Last week I, along with dozens of Canadian entomologists, was in beautiful Saskatoon, Saskatchewan at our annual Entomological Society of Canada/Entomological Society of Saskatchewan Joint Annual Meeting. I had a great time there. There were five talks from my research program (including one of my own). I was very proud of all of my students and postdocs, as they all gave great talks. One of them, Sharleen Balogh, won the President’s Prize for her talk. And UNBC’s very own Staffan Lindgren became President of the Society for the next year.
Besides all of that, I was able to visit with many colleagues and students. We were able to “talk shop” and discuss our ideas easily, almost like an ongoing, really large lab meeting. We had time to get to know each other a bit better as actual humans, not just another name on a co-author list. And we were treated to all sorts of inspiring and informative regular talks, symposium addresses, and poster presentations. By the end of the four days in Saskatoon, I was tired but also elated at the state of entomological research and teaching in Canada. Our discipline is in very good hands for the foreseeable future, and that makes me happy.
All of this got me thinking a bit more about conferences on my plane flight back (while trying to avoid a conversation about “chem trails” with an insistent fellow sitting next to me). I’ve been to some very large conferences with attendees numbering in the thousands. And I’ve been to some very small conferences with maybe 20 or 30 attendees. The ESC JAM is an order of magnitude smaller than the former and an order of magnitude larger than the latter – nestling right into a bit of a sweet spot, in my opinion.
I do truly appreciate the smaller conferences for a number of reasons. There are no concurrent sessions, so you never are forced to miss a talk. They are really great venues for early-stage students to present their work in a thoroughly non-threatening atmosphere. They are a great place to reconnect with your closest – geographically and often in terms of discipline – colleagues. On that latter point, in a discipline like entomology where many of the issues that we deal with are regional in nature, this aspect cannot be stated too strongly. Having some time to compare notes on regional conservation or pest issues in a semi-formal setting with regional colleagues is vital.

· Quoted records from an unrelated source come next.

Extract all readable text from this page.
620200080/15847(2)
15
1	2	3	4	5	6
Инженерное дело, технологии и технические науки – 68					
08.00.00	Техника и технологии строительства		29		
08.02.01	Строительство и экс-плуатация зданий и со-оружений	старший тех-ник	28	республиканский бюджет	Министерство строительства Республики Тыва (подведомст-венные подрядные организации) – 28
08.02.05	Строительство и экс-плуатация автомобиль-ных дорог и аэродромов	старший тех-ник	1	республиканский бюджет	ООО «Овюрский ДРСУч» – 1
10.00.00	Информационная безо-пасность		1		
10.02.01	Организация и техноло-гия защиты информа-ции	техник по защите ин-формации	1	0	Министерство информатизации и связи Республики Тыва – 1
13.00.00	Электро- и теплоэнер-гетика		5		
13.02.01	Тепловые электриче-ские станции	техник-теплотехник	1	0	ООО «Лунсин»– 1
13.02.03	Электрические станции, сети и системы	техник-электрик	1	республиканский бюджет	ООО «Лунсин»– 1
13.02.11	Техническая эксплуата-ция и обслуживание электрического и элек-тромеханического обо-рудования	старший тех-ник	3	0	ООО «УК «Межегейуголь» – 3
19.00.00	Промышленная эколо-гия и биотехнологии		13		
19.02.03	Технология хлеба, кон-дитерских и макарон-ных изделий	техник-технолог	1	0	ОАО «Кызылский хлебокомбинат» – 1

I also like the larger conferences, but not quite as much. And the fact that I haven’t been to a large conference in several years now is perhaps a bit of a testimony to my deeper current mindset. Large conferences have the advantage of having something for everyone. With thousands of attendees giving talks or posters over a three- or four-day period, there are also many – sometimes dozens – of concurrent sessions. Organizers have a ton of resources, and they can bring in big speakers and a great trade show. This means that no matter what, I can find talks and items of interest to me at large meetings. But it also means that I feel required to preschedule myself to such an extent that it is unlikely that I’ll just stumble into a talk (or remain in a session after the talks that I was interested in) that truly but accidentally blows my mind. Pure organization is key at a large conference, and that reduces spontaneity.
I also find that I’m often more prone to being “lonesome in a crowd” at large meetings because you have to be pretty lucky to meet someone you might know just in time for lunch or dinner with so many concurrent sessions going on. Again, this can be overcome with planning (“hey, let’s meet at the registration desk for lunch at noon on Tuesday”), but does not really allow for surprise meetings with known and yet-unknown colleagues.
Don’t get me wrong, I’m not opposed to large conferences. They are amazing events, and I have always benefited from being at them. But perhaps it’s my somewhat introverted tendencies that make me more comfortable at the small-to-medium-sized meetings. It’s at those venues that I find that I can see presentations that are both exactly relevant to my work and also tangentially interesting. I can easily meet with people who I know. I can meet a few who I didn’t know before. And I can make a gracious retreat when I’m feeling a bit tired of interacting.
Ultimately I suppose that each of us has a Goldilocks Zone for preferred meeting size. Mine generally matches what I experienced last week. Preferences, of course, will vary. And the benefits of all meeting sizes mean that we should all also step away from our personal Goldilocks Zone from time-to-time to experience meetings of all sorts.
(And a quick addendum: Thanks so much to the organizers of the ESC-ESS JAM 2014. Having been part of an organizing team in the past, I realize how much work that was. I hope that you all are feeling proud of the great work that you did, because that was an excellent meeting all around.)